January 29, 2015
Hersh: If I knew God, I’d be God.
Chaim: If I knew God, I’d put Him on trial.
It was this snippet of dialogue with which I opened my review of “The Quarrel” five years ago. To me, these two lines from the movie, in which two Holocaust survivors walk through a park and debate how responsible God was for the Holocaust, summed up the two characters and their respective theologies. Chaim, who had become a near-atheist, was bitter and cynical after enduring the horrors of the Nazis. He blamed God and wished he could put Him on trial.
He didn’t, of course. That was beyond his power. Yet another film, produced by the BBC in 2008, picks up where Chaim left off. “God on Trial” portrays a group of prisoners in Auschwitz who actually do convene a rabbinical court and put God on trial.
While I stand by my assertion that “The Quarrel” is an amazing film that “goes to the heart of some of the most important issues facing the Jewish people in the post-Holocaust world,” “God on Trial,” which covers most of the same intellectual and theological ground, puts it to shame, going where “The Quarrel” doesn’t dare to go.
While one may leave both films with a very similar set of thoughts, the emotional impact is far greater in “God on Trial.” The setting is moved back a few years. Instead of three years after the Holocaust, when the immediate threat has been removed, this film is set in the midst of the horrors. Half of the characters have just been condemned to death and expect to die within a few hours. The other half know that their death may come in another week or two or three. Only if they are very lucky will they evade the Nazis until liberation comes. For these characters, it is not a walk in the park; understanding their relationship with God is something they desperately need to know in their last moments on earth.

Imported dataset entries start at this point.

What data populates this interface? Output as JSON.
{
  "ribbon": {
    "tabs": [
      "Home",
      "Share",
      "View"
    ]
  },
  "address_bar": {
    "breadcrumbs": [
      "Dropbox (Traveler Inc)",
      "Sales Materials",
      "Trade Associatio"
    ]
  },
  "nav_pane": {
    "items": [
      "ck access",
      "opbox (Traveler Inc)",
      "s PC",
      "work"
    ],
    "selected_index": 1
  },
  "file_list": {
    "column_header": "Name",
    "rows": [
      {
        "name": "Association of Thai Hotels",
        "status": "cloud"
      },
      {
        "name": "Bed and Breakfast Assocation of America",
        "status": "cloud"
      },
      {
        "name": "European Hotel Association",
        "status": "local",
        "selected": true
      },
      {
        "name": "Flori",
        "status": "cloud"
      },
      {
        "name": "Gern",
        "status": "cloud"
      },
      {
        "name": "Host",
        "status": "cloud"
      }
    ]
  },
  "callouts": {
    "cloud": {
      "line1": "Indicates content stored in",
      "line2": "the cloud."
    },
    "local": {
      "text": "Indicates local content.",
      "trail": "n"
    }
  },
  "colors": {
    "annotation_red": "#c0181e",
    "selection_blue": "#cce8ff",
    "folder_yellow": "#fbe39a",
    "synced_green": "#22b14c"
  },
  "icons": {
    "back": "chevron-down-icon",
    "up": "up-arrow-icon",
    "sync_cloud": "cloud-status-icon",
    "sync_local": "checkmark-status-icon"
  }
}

The other major difference between the two films is the way post-Holocaust theology is debated. In “The Quarrel,” there are two points of view, the religious and the non-religious, and the two banter back and forth. In “God on Trial,” there are nearly a dozen characters with quite a range of opinions. Some resentful, some still loving, some who just cannot comprehend, and some who completely deny God. Some selfish, some charitable. Each with their own back story.
And the whole film takes the format of a trial. Three judges. Prosecution. Defenders. Witnesses. And what is the charge against God? Breaking his covenant with the Jewish people. It’s basically a breach-of-contract dispute. With the highest of consequences.
Many of the ideas which are raised in the film are ideas you’ve probably heard before. Why was God punishing the Jews? For assimilation? Why were religious Jews being punished along with the non-religious? Was God not acting for individuals but for the collective? Was Hitler the “hand-of-God?” Was it possible that God was not both all-powerful and all-just? Maybe he was only one and not the other? Was it because of free-will? Was a sacrifice being made in order for long-term betterment of the Jewish people? Or was there no God at all, only Hitler?
Like in “The Quarrel,” all these thoughts are brought up, examined, and shot down. No easy answers here.
However, the final argument in “God on Trial,” which brings up God’s treatment of people in the Bible, is pretty devastating. I wish I could say more about it without ruining the ending.
Needless to say, this is a very powerful film. The ensemble cast, which includes Stellan Skarsgård, Dominic Cooper, Eddie Marsan, and Stephen Dillane, among others, all give amazing performances. And the filmmakers interesting choice to frame the movie with contemporary tourists visiting Auschwitz helps put a profound depth into this film, as we, today, connect with the Holocaust victims.
We the audience, and the writer, and the actors, know something the characters don’t know—that Hitler will be defeated and, as a direct result of the Holocaust, the State of Israel will be reborn. A few of the characters seem to have a faith that something like that will happen soon. Most do not. And from their point of view, their little group, in that tiny bunkhouse, may very well be the last of the long line of Jews. After 4,000 years, it all ends with them. That’s a devastating piece of knowledge they are taking to their graves.
“The Quarrel” picks up a few years later. The Jewish race was not wiped out, it will go on, but how can Jews have a relationship with God after something like this? It’s still an important question, but discussing it while walking through a park doesn’t have the immediacy, the passion, the intensity, of the same debate inside Auschwitz. By comparison, it seems almost moot.
The one thing “The Quarrel” has on “God on Trial,” however, is depth of character. Because there are only two characters, we really get to know Chaim and Hersh as real people. “God on Trial” has so many characters that we don’t really know them very well.
So see both films, if you can. But if you can only see one, make it “God on Trial.” By far, it’s the more powerful of the two.